- Created a tool that recommends the songs by using audio features to help the people to find the thai song base on their preference.
- Optimized the Kmean algorithm using the Elbow method and Silhouette Score to compare between the original data and the data that have been transform form the PCA method.
- Built a simple website using Flask and deployed on heroku.
Python Version: 3.8
Packages: pandas, numpy, sklearn, matplotlib, seaborn, altair, flask, pickle
Data Source : http://organizeyourmusic.playlistmachinery.com/#
Deploy ML model on webpage tutorial : https://www.youtube.com/watch?v=i3RMlrx4ol4&t=487s
Push the Flasks Apps to Heroku tutorial : https://www.youtube.com/watch?v=Li0Abz-KT78&t=526s
- Removed the unwanted column.
- Droped the duplicates songs
- Removed non thai song
- Extracted the added year and month of the song
I look at the boxplot and see that some faetures have the different magnitude. Below are a few highlight from thr EDA notebook.

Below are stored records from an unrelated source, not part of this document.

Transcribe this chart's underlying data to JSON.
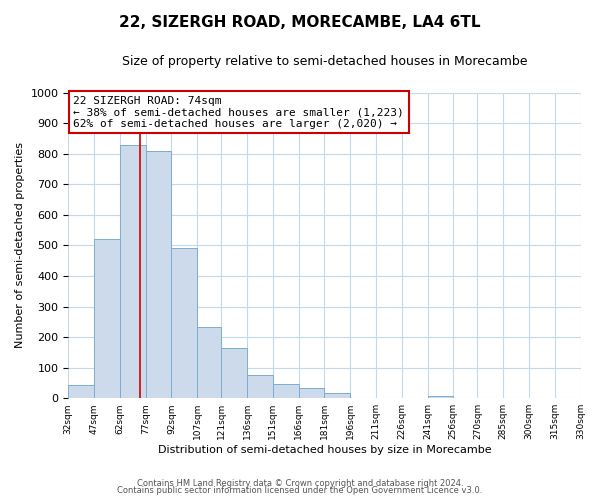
{
  "title": "22, SIZERGH ROAD, MORECAMBE, LA4 6TL",
  "subtitle": "Size of property relative to semi-detached houses in Morecambe",
  "xlabel": "Distribution of semi-detached houses by size in Morecambe",
  "ylabel": "Number of semi-detached properties",
  "bar_color": "#ccdaeb",
  "bar_edge_color": "#7aaed0",
  "bar_left_edges": [
    32,
    47,
    62,
    77,
    92,
    107,
    121,
    136,
    151,
    166,
    181,
    196,
    211,
    226,
    241,
    256,
    270,
    285,
    300,
    315
  ],
  "bar_widths": [
    15,
    15,
    15,
    15,
    15,
    14,
    15,
    15,
    15,
    15,
    15,
    15,
    15,
    15,
    15,
    14,
    15,
    15,
    15,
    15
  ],
  "bar_heights": [
    43,
    520,
    828,
    810,
    493,
    234,
    163,
    75,
    46,
    33,
    18,
    0,
    0,
    0,
    6,
    0,
    0,
    0,
    0,
    0
  ],
  "x_tick_labels": [
    "32sqm",
    "47sqm",
    "62sqm",
    "77sqm",
    "92sqm",
    "107sqm",
    "121sqm",
    "136sqm",
    "151sqm",
    "166sqm",
    "181sqm",
    "196sqm",
    "211sqm",
    "226sqm",
    "241sqm",
    "256sqm",
    "270sqm",
    "285sqm",
    "300sqm",
    "315sqm",
    "330sqm"
  ],
  "ylim": [
    0,
    1000
  ],
  "yticks": [
    0,
    100,
    200,
    300,
    400,
    500,
    600,
    700,
    800,
    900,
    1000
  ],
  "vline_x": 74,
  "vline_color": "#cc0000",
  "annotation_title": "22 SIZERGH ROAD: 74sqm",
  "annotation_line1": "← 38% of semi-detached houses are smaller (1,223)",
  "annotation_line2": "62% of semi-detached houses are larger (2,020) →",
  "annotation_box_facecolor": "#ffffff",
  "annotation_box_edgecolor": "#cc0000",
  "footer_line1": "Contains HM Land Registry data © Crown copyright and database right 2024.",
  "footer_line2": "Contains public sector information licensed under the Open Government Licence v3.0.",
  "background_color": "#ffffff",
  "grid_color": "#c5d8ea",
  "title_fontsize": 11,
  "subtitle_fontsize": 9
}
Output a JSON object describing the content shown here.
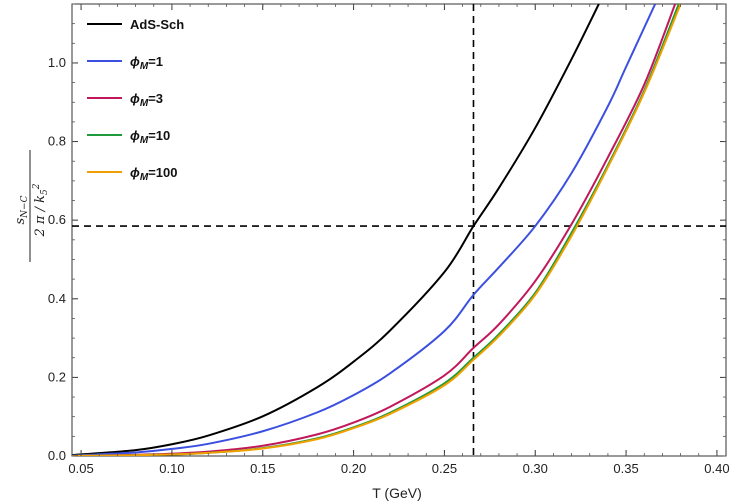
{
  "chart_data": {
    "type": "line",
    "title": "",
    "xlabel": "T (GeV)",
    "ylabel": "s_{N-C} / (2π / k_5^2)",
    "xlim": [
      0.045,
      0.405
    ],
    "ylim": [
      0,
      1.15
    ],
    "xticks": [
      "0.05",
      "0.10",
      "0.15",
      "0.20",
      "0.25",
      "0.30",
      "0.35",
      "0.40"
    ],
    "yticks": [
      "0.0",
      "0.2",
      "0.4",
      "0.6",
      "0.8",
      "1.0"
    ],
    "grid": false,
    "legend_position": "top-left",
    "reference_lines": {
      "vertical_x": 0.266,
      "horizontal_y": 0.585
    },
    "series": [
      {
        "name": "AdS-Sch",
        "color": "#000000",
        "x": [
          0.045,
          0.05,
          0.08,
          0.1,
          0.12,
          0.15,
          0.18,
          0.2,
          0.22,
          0.25,
          0.266,
          0.28,
          0.3,
          0.32,
          0.335
        ],
        "y": [
          0.002,
          0.004,
          0.015,
          0.03,
          0.052,
          0.101,
          0.175,
          0.24,
          0.319,
          0.468,
          0.585,
          0.682,
          0.835,
          1.01,
          1.15
        ]
      },
      {
        "name": "ϕ_M=1",
        "color": "#3b4fe0",
        "x": [
          0.045,
          0.05,
          0.08,
          0.1,
          0.12,
          0.15,
          0.18,
          0.2,
          0.22,
          0.25,
          0.266,
          0.28,
          0.3,
          0.32,
          0.34,
          0.35,
          0.366
        ],
        "y": [
          0.001,
          0.002,
          0.009,
          0.018,
          0.031,
          0.063,
          0.111,
          0.155,
          0.21,
          0.318,
          0.41,
          0.48,
          0.585,
          0.72,
          0.89,
          0.99,
          1.15
        ]
      },
      {
        "name": "ϕ_M=3",
        "color": "#c0185a",
        "x": [
          0.045,
          0.05,
          0.08,
          0.1,
          0.12,
          0.15,
          0.18,
          0.2,
          0.22,
          0.25,
          0.266,
          0.28,
          0.3,
          0.32,
          0.34,
          0.36,
          0.377
        ],
        "y": [
          0.0,
          0.0003,
          0.003,
          0.006,
          0.011,
          0.026,
          0.055,
          0.085,
          0.125,
          0.205,
          0.275,
          0.335,
          0.445,
          0.59,
          0.76,
          0.945,
          1.15
        ]
      },
      {
        "name": "ϕ_M=10",
        "color": "#1f9a3a",
        "x": [
          0.045,
          0.05,
          0.08,
          0.1,
          0.12,
          0.15,
          0.18,
          0.2,
          0.22,
          0.25,
          0.266,
          0.28,
          0.3,
          0.32,
          0.34,
          0.36,
          0.379
        ],
        "y": [
          0.0,
          0.0002,
          0.002,
          0.004,
          0.008,
          0.02,
          0.045,
          0.073,
          0.11,
          0.185,
          0.25,
          0.31,
          0.415,
          0.568,
          0.74,
          0.93,
          1.15
        ]
      },
      {
        "name": "ϕ_M=100",
        "color": "#f0a000",
        "x": [
          0.045,
          0.05,
          0.08,
          0.1,
          0.12,
          0.15,
          0.18,
          0.2,
          0.22,
          0.25,
          0.266,
          0.28,
          0.3,
          0.32,
          0.34,
          0.36,
          0.38
        ],
        "y": [
          0.0,
          0.0002,
          0.002,
          0.004,
          0.008,
          0.019,
          0.043,
          0.071,
          0.107,
          0.18,
          0.245,
          0.305,
          0.41,
          0.56,
          0.735,
          0.925,
          1.15
        ]
      }
    ]
  }
}
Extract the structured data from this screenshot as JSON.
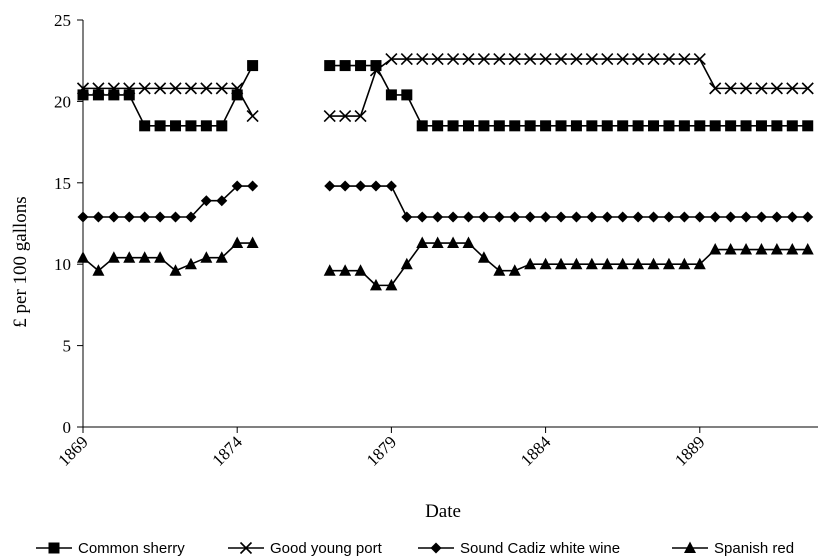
{
  "chart_data": {
    "type": "line",
    "title": "",
    "xlabel": "Date",
    "ylabel": "£ per 100 gallons",
    "x_axis_type": "date",
    "xlim": [
      "1869-01",
      "1892-11"
    ],
    "ylim": [
      0,
      25
    ],
    "y_ticks": [
      0,
      5,
      10,
      15,
      20,
      25
    ],
    "x_ticks": [
      {
        "x": "1869-01",
        "label": "1869"
      },
      {
        "x": "1874-01",
        "label": "1874"
      },
      {
        "x": "1879-01",
        "label": "1879"
      },
      {
        "x": "1884-01",
        "label": "1884"
      },
      {
        "x": "1889-01",
        "label": "1889"
      }
    ],
    "grid": false,
    "legend_position": "bottom",
    "x": [
      "1869-01",
      "1869-07",
      "1870-01",
      "1870-07",
      "1871-01",
      "1871-07",
      "1872-01",
      "1872-07",
      "1873-01",
      "1873-07",
      "1874-01",
      "1874-07",
      "1875-01",
      "1875-07",
      "1876-01",
      "1876-07",
      "1877-01",
      "1877-07",
      "1878-01",
      "1878-07",
      "1879-01",
      "1879-07",
      "1880-01",
      "1880-07",
      "1881-01",
      "1881-07",
      "1882-01",
      "1882-07",
      "1883-01",
      "1883-07",
      "1884-01",
      "1884-07",
      "1885-01",
      "1885-07",
      "1886-01",
      "1886-07",
      "1887-01",
      "1887-07",
      "1888-01",
      "1888-07",
      "1889-01",
      "1889-07",
      "1890-01",
      "1890-07",
      "1891-01",
      "1891-07",
      "1892-01",
      "1892-07"
    ],
    "series": [
      {
        "name": "Common sherry",
        "marker": "square",
        "values": [
          20.4,
          20.4,
          20.4,
          20.4,
          18.5,
          18.5,
          18.5,
          18.5,
          18.5,
          18.5,
          20.4,
          22.2,
          null,
          null,
          null,
          null,
          22.2,
          22.2,
          22.2,
          22.2,
          20.4,
          20.4,
          18.5,
          18.5,
          18.5,
          18.5,
          18.5,
          18.5,
          18.5,
          18.5,
          18.5,
          18.5,
          18.5,
          18.5,
          18.5,
          18.5,
          18.5,
          18.5,
          18.5,
          18.5,
          18.5,
          18.5,
          18.5,
          18.5,
          18.5,
          18.5,
          18.5,
          18.5
        ]
      },
      {
        "name": "Good young port",
        "marker": "x",
        "values": [
          20.8,
          20.8,
          20.8,
          20.8,
          20.8,
          20.8,
          20.8,
          20.8,
          20.8,
          20.8,
          20.8,
          19.1,
          null,
          null,
          null,
          null,
          19.1,
          19.1,
          19.1,
          21.9,
          22.6,
          22.6,
          22.6,
          22.6,
          22.6,
          22.6,
          22.6,
          22.6,
          22.6,
          22.6,
          22.6,
          22.6,
          22.6,
          22.6,
          22.6,
          22.6,
          22.6,
          22.6,
          22.6,
          22.6,
          22.6,
          20.8,
          20.8,
          20.8,
          20.8,
          20.8,
          20.8,
          20.8
        ]
      },
      {
        "name": "Sound Cadiz white wine",
        "marker": "diamond",
        "values": [
          12.9,
          12.9,
          12.9,
          12.9,
          12.9,
          12.9,
          12.9,
          12.9,
          13.9,
          13.9,
          14.8,
          14.8,
          null,
          null,
          null,
          null,
          14.8,
          14.8,
          14.8,
          14.8,
          14.8,
          12.9,
          12.9,
          12.9,
          12.9,
          12.9,
          12.9,
          12.9,
          12.9,
          12.9,
          12.9,
          12.9,
          12.9,
          12.9,
          12.9,
          12.9,
          12.9,
          12.9,
          12.9,
          12.9,
          12.9,
          12.9,
          12.9,
          12.9,
          12.9,
          12.9,
          12.9,
          12.9
        ]
      },
      {
        "name": "Spanish red",
        "marker": "triangle",
        "values": [
          10.4,
          9.6,
          10.4,
          10.4,
          10.4,
          10.4,
          9.6,
          10.0,
          10.4,
          10.4,
          11.3,
          11.3,
          null,
          null,
          null,
          null,
          9.6,
          9.6,
          9.6,
          8.7,
          8.7,
          10.0,
          11.3,
          11.3,
          11.3,
          11.3,
          10.4,
          9.6,
          9.6,
          10.0,
          10.0,
          10.0,
          10.0,
          10.0,
          10.0,
          10.0,
          10.0,
          10.0,
          10.0,
          10.0,
          10.0,
          10.9,
          10.9,
          10.9,
          10.9,
          10.9,
          10.9,
          10.9
        ]
      }
    ]
  }
}
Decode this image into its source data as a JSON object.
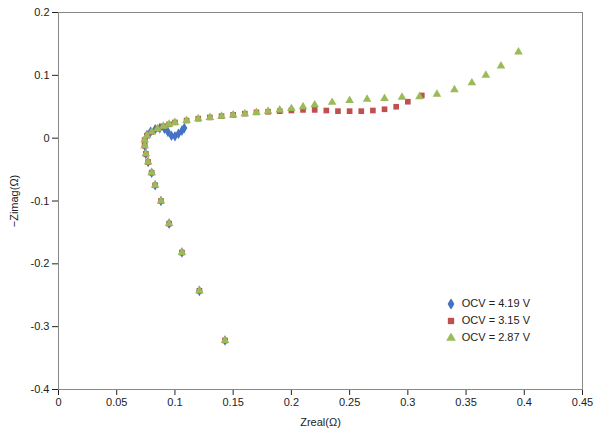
{
  "chart_data": {
    "type": "scatter",
    "x_label": "Zreal(Ω)",
    "y_label": "−Zimag(Ω)",
    "xlim": [
      0,
      0.45
    ],
    "xticks": [
      0,
      0.05,
      0.1,
      0.15,
      0.2,
      0.25,
      0.3,
      0.35,
      0.4,
      0.45
    ],
    "ylim": [
      -0.4,
      0.2
    ],
    "yticks": [
      -0.4,
      -0.3,
      -0.2,
      -0.1,
      0,
      0.1,
      0.2
    ],
    "grid": false,
    "legend": "lower right",
    "series": [
      {
        "name": "OCV = 4.19 V",
        "color": "#4472c4",
        "marker": "diamond",
        "x": [
          0.143,
          0.121,
          0.106,
          0.095,
          0.088,
          0.083,
          0.08,
          0.077,
          0.075,
          0.074,
          0.074,
          0.076,
          0.079,
          0.083,
          0.087,
          0.091,
          0.094,
          0.097,
          0.1,
          0.103,
          0.106,
          0.108
        ],
        "values": [
          -0.322,
          -0.243,
          -0.182,
          -0.136,
          -0.1,
          -0.075,
          -0.055,
          -0.038,
          -0.025,
          -0.012,
          -0.003,
          0.005,
          0.01,
          0.014,
          0.016,
          0.015,
          0.01,
          0.004,
          0.003,
          0.007,
          0.012,
          0.016
        ]
      },
      {
        "name": "OCV = 3.15 V",
        "color": "#c0504d",
        "marker": "square",
        "x": [
          0.143,
          0.121,
          0.106,
          0.095,
          0.088,
          0.083,
          0.08,
          0.077,
          0.075,
          0.074,
          0.074,
          0.076,
          0.08,
          0.085,
          0.09,
          0.095,
          0.1,
          0.11,
          0.12,
          0.13,
          0.14,
          0.15,
          0.16,
          0.17,
          0.18,
          0.19,
          0.2,
          0.21,
          0.22,
          0.23,
          0.24,
          0.25,
          0.26,
          0.27,
          0.28,
          0.29,
          0.3,
          0.312
        ],
        "values": [
          -0.322,
          -0.243,
          -0.182,
          -0.136,
          -0.1,
          -0.075,
          -0.055,
          -0.038,
          -0.025,
          -0.012,
          -0.003,
          0.004,
          0.01,
          0.015,
          0.019,
          0.022,
          0.025,
          0.028,
          0.031,
          0.033,
          0.035,
          0.037,
          0.039,
          0.041,
          0.042,
          0.043,
          0.044,
          0.045,
          0.045,
          0.044,
          0.043,
          0.043,
          0.043,
          0.044,
          0.046,
          0.05,
          0.058,
          0.068
        ]
      },
      {
        "name": "OCV = 2.87 V",
        "color": "#9bbb59",
        "marker": "triangle",
        "x": [
          0.143,
          0.121,
          0.106,
          0.095,
          0.088,
          0.083,
          0.08,
          0.077,
          0.075,
          0.074,
          0.074,
          0.076,
          0.08,
          0.085,
          0.09,
          0.095,
          0.1,
          0.11,
          0.12,
          0.13,
          0.14,
          0.15,
          0.16,
          0.17,
          0.18,
          0.19,
          0.2,
          0.21,
          0.22,
          0.235,
          0.25,
          0.265,
          0.28,
          0.295,
          0.31,
          0.325,
          0.34,
          0.355,
          0.367,
          0.38,
          0.395
        ],
        "values": [
          -0.322,
          -0.243,
          -0.182,
          -0.136,
          -0.1,
          -0.075,
          -0.055,
          -0.038,
          -0.025,
          -0.012,
          -0.003,
          0.004,
          0.01,
          0.015,
          0.019,
          0.022,
          0.025,
          0.028,
          0.031,
          0.033,
          0.035,
          0.037,
          0.039,
          0.041,
          0.043,
          0.045,
          0.047,
          0.05,
          0.053,
          0.057,
          0.06,
          0.062,
          0.063,
          0.065,
          0.066,
          0.07,
          0.077,
          0.088,
          0.1,
          0.115,
          0.137
        ]
      }
    ]
  }
}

First, I standardize the data because the data have different magnitude then I created the new data that come from the PCA method of 2 components.
I tried two different methods in evaluating the clustering that is elbow method and silhouette score. I choose the data from the PCA method because it has fewer distortion scores and more silhouette scores.
two different model:
- Kmeans from the original data: number of cluster = 17, distortion score = 4017.89, average silhouette score = 0.12
- Kmeans from the PCA data: number of cluster = 11, distortion score = 616.158, average silhouette score = 0.33
In this step, I build a flask web application that was hosted on a cloud by Heroku. The web takes a request for the audio feature values. You can either enter the value by yourself or select the range between a little to a lot in the audio feature and input the genre you mostly like. The web will return a list of songs in the same cluster and the songs that have the same cluster and same genre that you choose.